Увы, решающую роль в сущности войны играет по-прежнему все то, о чем победоносные армии умалчивают, но что мы уже видели в Афганистане и Ираке, а также то, чего газетчики еще не успели вытащить на всеобщее обозрение.
— Я спрашиваю об актуальных событиях, поскольку мир вашей прозы моделирован в соответствии с правилами, известными по средневековью, но информация и сознание, которые в него вписаны, сплошь современны. Неужто действительно уже в средние века был достигнут такой уровень знаний военных игр и стратегии, как это описываете вы? А может, это licentia poetica[12]?
— Я утверждаю, что с тех времен ничего не изменилось. Я умышленно ввожу в свои книги языковые аисторизмы, чтобы доказать это читателю. Например, Завиша Черный использует у меня слово «геноцид», хотя, разумеется, в тогдашнем языке его еще не было. Но, будучи рыцарем мыслящим и участником многочисленных битв, он сталкивался с явлением, которое, несомненно, было геноцидом. Так что читателю сигнал вполне ясен — война всегда была геноцидом, просто не существовало понятия, которое определяло бы это явление.
— Какое-то время назад я посетил выставку в Гентском замке. Там собраны давнишние медицинские приборы, в частности, хирургические инструменты, которыми пользовались медики. Признаться, они производят удручающее впечатление: все эти тесаки, пилы и стальные тиски для сжимания конечностей, чтобы можно было отпилить по-живому… Вы прекрасно ориентируетесь в исторических источниках и наверняка знаете, когда действительно начали спасать солдат на поле боя?

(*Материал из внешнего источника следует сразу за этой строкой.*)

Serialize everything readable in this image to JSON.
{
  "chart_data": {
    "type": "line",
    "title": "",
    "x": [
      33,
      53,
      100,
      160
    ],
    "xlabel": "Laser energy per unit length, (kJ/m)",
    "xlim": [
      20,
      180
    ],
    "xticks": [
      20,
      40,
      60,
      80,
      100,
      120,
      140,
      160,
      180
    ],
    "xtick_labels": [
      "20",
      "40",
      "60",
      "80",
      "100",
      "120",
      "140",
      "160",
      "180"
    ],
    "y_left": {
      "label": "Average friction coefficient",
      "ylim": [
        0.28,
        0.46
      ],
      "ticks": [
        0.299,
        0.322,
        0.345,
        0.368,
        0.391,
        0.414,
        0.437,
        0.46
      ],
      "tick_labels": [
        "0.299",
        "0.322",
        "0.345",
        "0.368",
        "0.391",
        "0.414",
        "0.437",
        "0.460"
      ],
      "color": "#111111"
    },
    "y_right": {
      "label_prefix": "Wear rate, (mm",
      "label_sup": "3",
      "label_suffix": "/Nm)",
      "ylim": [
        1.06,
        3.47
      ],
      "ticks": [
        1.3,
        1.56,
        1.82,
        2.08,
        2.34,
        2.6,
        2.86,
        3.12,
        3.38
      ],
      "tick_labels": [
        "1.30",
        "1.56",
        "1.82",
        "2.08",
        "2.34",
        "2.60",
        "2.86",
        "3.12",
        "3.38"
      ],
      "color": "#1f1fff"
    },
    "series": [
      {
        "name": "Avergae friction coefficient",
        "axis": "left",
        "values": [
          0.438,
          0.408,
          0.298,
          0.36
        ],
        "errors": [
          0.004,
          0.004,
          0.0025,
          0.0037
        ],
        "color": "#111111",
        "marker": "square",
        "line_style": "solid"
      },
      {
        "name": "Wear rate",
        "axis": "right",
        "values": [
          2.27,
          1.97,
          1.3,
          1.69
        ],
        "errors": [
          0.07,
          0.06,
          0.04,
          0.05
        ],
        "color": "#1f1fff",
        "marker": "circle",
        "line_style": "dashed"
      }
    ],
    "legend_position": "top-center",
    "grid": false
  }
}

— Теоретически уже в древности предпринимались такие попытки. Существовала даже особая когорта полевых лекарей, но зачастую на многотысячную армию приходился лишь один медик. Так скольким же страждущим он мог помочь? Да еще если у главнокомандующего разыгрался понос, и лекарю пришлось смешивать ему несколько декоктов… О том, чтобы бегать по раненым, мечась между галопирующими конями, лавируя среди летящих копий и топоров, не было и речи. Первым лекарем, который действительно спасал солдат на поле брани, хоть отнюдь не из самаритянских побуждений, а ради экспериментов, был Амбруаз Паре, знаменитый французский хирург. Легенда гласит, что именно там, на полях сражения, он придумал какой-то до сих пор не разгаданный эликсир, которым стоило залить раны, и они мгновенно затягивались.
Для тогдашних лекарей война была единственной оказией проводить опыты, запрещенные Церковью, не позволявшей вскрывать даже трупы и изучать кости или внутренности. А на поле боя можно было без проблем делать все то, что продвигало медицину вперед.

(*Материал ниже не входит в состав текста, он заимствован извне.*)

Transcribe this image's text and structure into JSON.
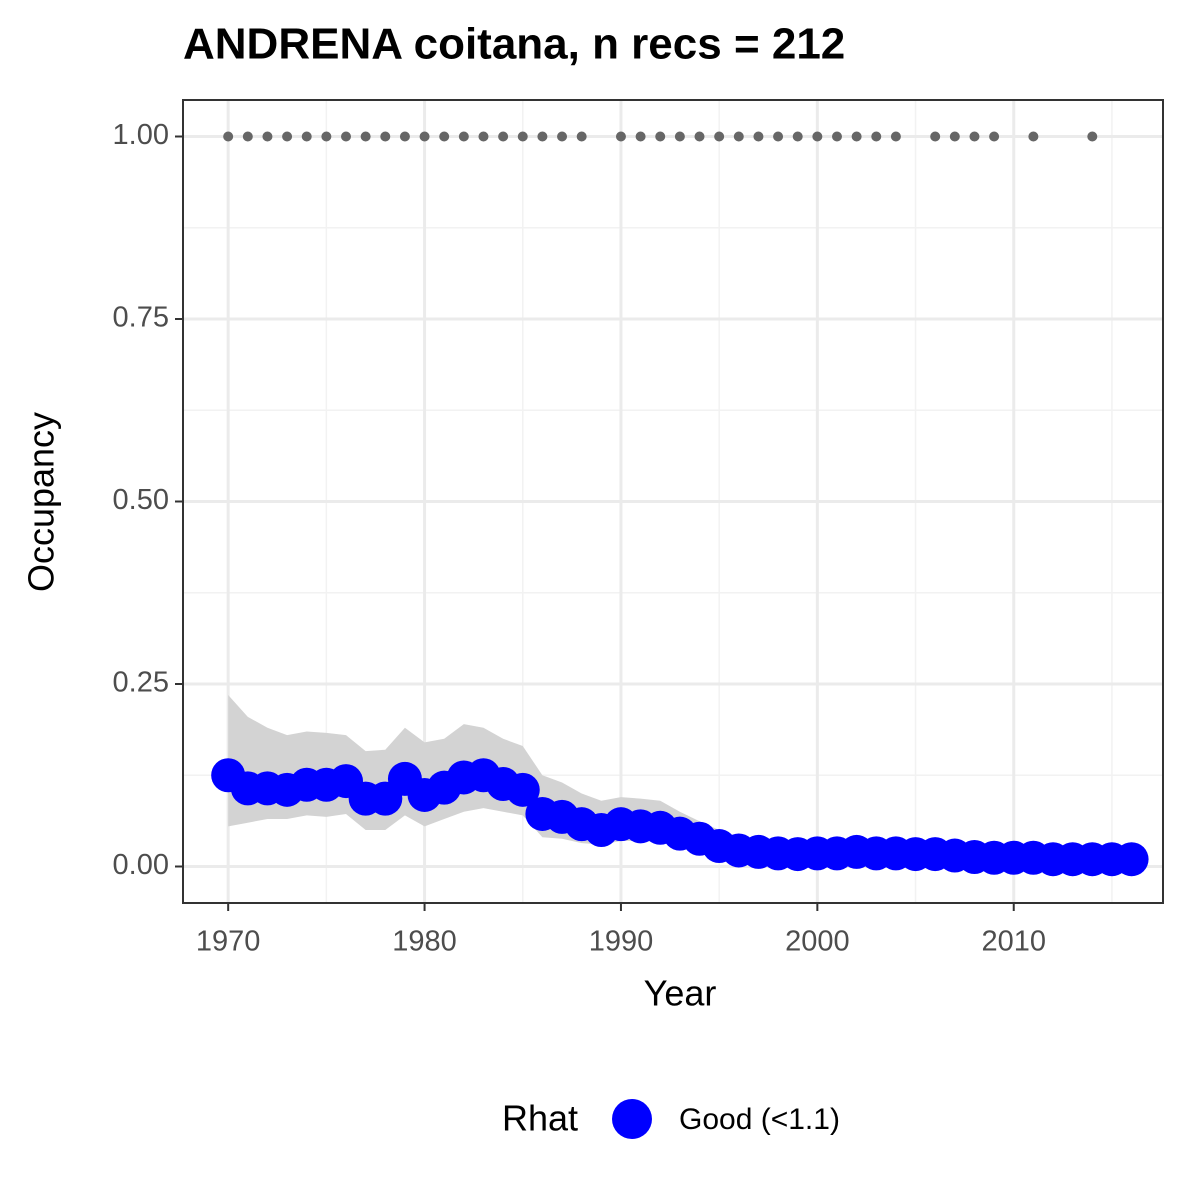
{
  "chart_data": {
    "type": "scatter",
    "title": "ANDRENA coitana, n recs = 212",
    "x_label": "Year",
    "y_label": "Occupancy",
    "xlim": [
      1967.7,
      2017.6
    ],
    "ylim": [
      -0.05,
      1.05
    ],
    "xticks": [
      1970,
      1980,
      1990,
      2000,
      2010
    ],
    "yticks": [
      {
        "value": 0,
        "label": "0.00"
      },
      {
        "value": 0.25,
        "label": "0.25"
      },
      {
        "value": 0.5,
        "label": "0.50"
      },
      {
        "value": 0.75,
        "label": "0.75"
      },
      {
        "value": 1,
        "label": "1.00"
      }
    ],
    "grid": true,
    "legend_title": "Rhat",
    "legend_position": "bottom",
    "x": [
      1970,
      1971,
      1972,
      1973,
      1974,
      1975,
      1976,
      1977,
      1978,
      1979,
      1980,
      1981,
      1982,
      1983,
      1984,
      1985,
      1986,
      1987,
      1988,
      1989,
      1990,
      1991,
      1992,
      1993,
      1994,
      1995,
      1996,
      1997,
      1998,
      1999,
      2000,
      2001,
      2002,
      2003,
      2004,
      2005,
      2006,
      2007,
      2008,
      2009,
      2010,
      2011,
      2012,
      2013,
      2014,
      2015,
      2016
    ],
    "series": [
      {
        "name": "Good (<1.1)",
        "color": "#0000ff",
        "values": [
          0.125,
          0.107,
          0.107,
          0.105,
          0.112,
          0.112,
          0.117,
          0.093,
          0.093,
          0.12,
          0.098,
          0.108,
          0.122,
          0.125,
          0.113,
          0.105,
          0.072,
          0.068,
          0.058,
          0.05,
          0.058,
          0.055,
          0.053,
          0.045,
          0.038,
          0.028,
          0.022,
          0.02,
          0.018,
          0.017,
          0.018,
          0.018,
          0.02,
          0.018,
          0.018,
          0.017,
          0.017,
          0.015,
          0.013,
          0.012,
          0.012,
          0.012,
          0.01,
          0.01,
          0.01,
          0.01,
          0.01
        ]
      }
    ],
    "band": {
      "color": "#d3d3d3",
      "lower": [
        0.055,
        0.06,
        0.065,
        0.065,
        0.07,
        0.068,
        0.072,
        0.05,
        0.05,
        0.07,
        0.055,
        0.065,
        0.075,
        0.08,
        0.075,
        0.07,
        0.04,
        0.038,
        0.032,
        0.03,
        0.035,
        0.035,
        0.033,
        0.025,
        0.02,
        0.015,
        0.012,
        0.01,
        0.01,
        0.009,
        0.009,
        0.01,
        0.01,
        0.009,
        0.009,
        0.008,
        0.008,
        0.007,
        0.006,
        0.005,
        0.005,
        0.005,
        0.004,
        0.004,
        0.004,
        0.004,
        0.004
      ],
      "upper": [
        0.235,
        0.205,
        0.19,
        0.18,
        0.185,
        0.183,
        0.18,
        0.158,
        0.16,
        0.19,
        0.17,
        0.175,
        0.195,
        0.19,
        0.175,
        0.165,
        0.125,
        0.115,
        0.1,
        0.09,
        0.095,
        0.093,
        0.09,
        0.075,
        0.062,
        0.05,
        0.04,
        0.037,
        0.035,
        0.033,
        0.035,
        0.035,
        0.037,
        0.035,
        0.034,
        0.033,
        0.033,
        0.03,
        0.028,
        0.026,
        0.026,
        0.026,
        0.024,
        0.024,
        0.024,
        0.024,
        0.024
      ]
    },
    "records": {
      "color": "#666666",
      "x": [
        1970,
        1971,
        1972,
        1973,
        1974,
        1975,
        1976,
        1977,
        1978,
        1979,
        1980,
        1981,
        1982,
        1983,
        1984,
        1985,
        1986,
        1987,
        1988,
        1990,
        1991,
        1992,
        1993,
        1994,
        1995,
        1996,
        1997,
        1998,
        1999,
        2000,
        2001,
        2002,
        2003,
        2004,
        2006,
        2007,
        2008,
        2009,
        2011,
        2014
      ],
      "values": [
        1,
        1,
        1,
        1,
        1,
        1,
        1,
        1,
        1,
        1,
        1,
        1,
        1,
        1,
        1,
        1,
        1,
        1,
        1,
        1,
        1,
        1,
        1,
        1,
        1,
        1,
        1,
        1,
        1,
        1,
        1,
        1,
        1,
        1,
        1,
        1,
        1,
        1,
        1,
        1
      ]
    }
  }
}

— Почему так поздно начали спасать жизнь раненых солдат? Ведь медицина уже в древности стояла на высоком уровне — эффективно лечили зубы, трепанировали черепа. Собственно, все основные операции уже были известны. Кроме того, даже с точки зрения экономики войны это окупалось бы. А между тем на полях сражений, как правило, от потери крови умирали те, кто получил топором либо саблей, поскольку ими никто не интересовался, кроме крестьян из близлежащих селений, которые их добивали, а потом сдирали доспехи и одежду.
— В средневековье в лекарском искусстве наступил регресс, ибо сочли, что недостойно лекаря копаться в открытых ранах. Ни в одной из существовавших в те времен на медицинских академий, даже в Салерно и Монпелье, не обучали хирургии. Лекарства — да, кровопускание — да, а вот хирургию оставили на откуп палачам и цирюльникам. Потому неудивительно, что у этой области медицины не было шансов развиваться.

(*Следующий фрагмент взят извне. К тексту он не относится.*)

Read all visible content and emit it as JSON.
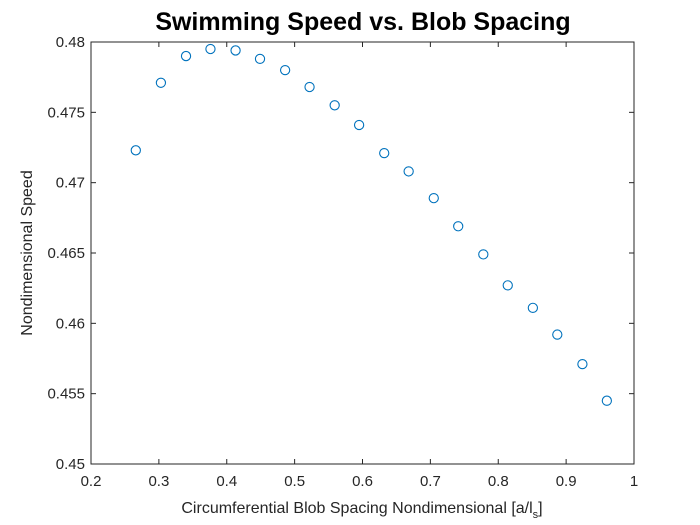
{
  "chart_data": {
    "type": "scatter",
    "title": "Swimming Speed vs. Blob Spacing",
    "xlabel_main": "Circumferential Blob Spacing Nondimensional [a/l",
    "xlabel_sub": "s",
    "xlabel_close": "]",
    "ylabel": "Nondimensional Speed",
    "xlim": [
      0.2,
      1
    ],
    "ylim": [
      0.45,
      0.48
    ],
    "xticks": [
      0.2,
      0.3,
      0.4,
      0.5,
      0.6,
      0.7,
      0.8,
      0.9,
      1
    ],
    "xtick_labels": [
      "0.2",
      "0.3",
      "0.4",
      "0.5",
      "0.6",
      "0.7",
      "0.8",
      "0.9",
      "1"
    ],
    "yticks": [
      0.45,
      0.455,
      0.46,
      0.465,
      0.47,
      0.475,
      0.48
    ],
    "ytick_labels": [
      "0.45",
      "0.455",
      "0.46",
      "0.465",
      "0.47",
      "0.475",
      "0.48"
    ],
    "grid": false,
    "marker": "circle",
    "color": "#0072BD",
    "axis_color": "#262626",
    "x": [
      0.266,
      0.303,
      0.34,
      0.376,
      0.413,
      0.449,
      0.486,
      0.522,
      0.559,
      0.595,
      0.632,
      0.668,
      0.705,
      0.741,
      0.778,
      0.814,
      0.851,
      0.887,
      0.924,
      0.96
    ],
    "y": [
      0.4723,
      0.4771,
      0.479,
      0.4795,
      0.4794,
      0.4788,
      0.478,
      0.4768,
      0.4755,
      0.4741,
      0.4721,
      0.4708,
      0.4689,
      0.4669,
      0.4649,
      0.4627,
      0.4611,
      0.4592,
      0.4571,
      0.4545
    ]
  }
}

— Когда точно медики появились на поле боя?
— Официально сообщается, что первой битвой, во время которой раненым оказывали помощь сестры милосердия из Красного Креста, было Сольферино в 1859 году. Добровольцы ходили между лежащими солдатами и перебинтовывали им раны. Более ранней, в 1853?1856 годах, была деятельность знаменитой Флоренс Найтингейл во время Крымской войны. Однако следует помнить, что все применявшиеся в то время медицинские процедуры были крайне неэффективными. Еще в ходе гражданской войны в Северной Америке медики не справлялись с огнестрельными ранами. Страшным кошмаром полевых лекарей были так называемые пулевые ранения, против которых нашли средство очень поздно.
— Иначе говоря, натуралистическое описание хирургических операций, проводимых в военном лазарете во время боя, которым вы попотчевали нас в одном из томов «Ведьмака», абсолютный аисторизм… Конечно, если предположить, что фэнтези рассказывает о реальном средневековье…
— Это — как я всегда утверждал — не средневековье. Тем не менее мне важно было показать читателю этот, я бы сказал, прозаический аспект боя и одновременно его очеловечить. Такую функцию выполняет и описание схваток, которые видятся из полевого госпиталя.
— А мне просто казалось, что вам не хотелось создавать всеохватывающую картину боя а-ля Толстой.
— Разумея, из фабулярных соображений мне было легче избежать панорамного описания боев наподобие толстовского Бородина или сенкевичcкого Грюнвальда. Однако столь же ясно, что я имел в виду не только это, когда решился показать войну такой, какой она представляется со стороны лазарета. Ведь изображение армейского госпиталя выполняет множество важных функций и прежде всего несет в себе философскую мысль. Персона лекаря, этого своего рода оплота человечности, вызывает у читателя позитивные реакции. На фоне военного ада его доброта и гуманизм вызывают у читателей положительные эмоции.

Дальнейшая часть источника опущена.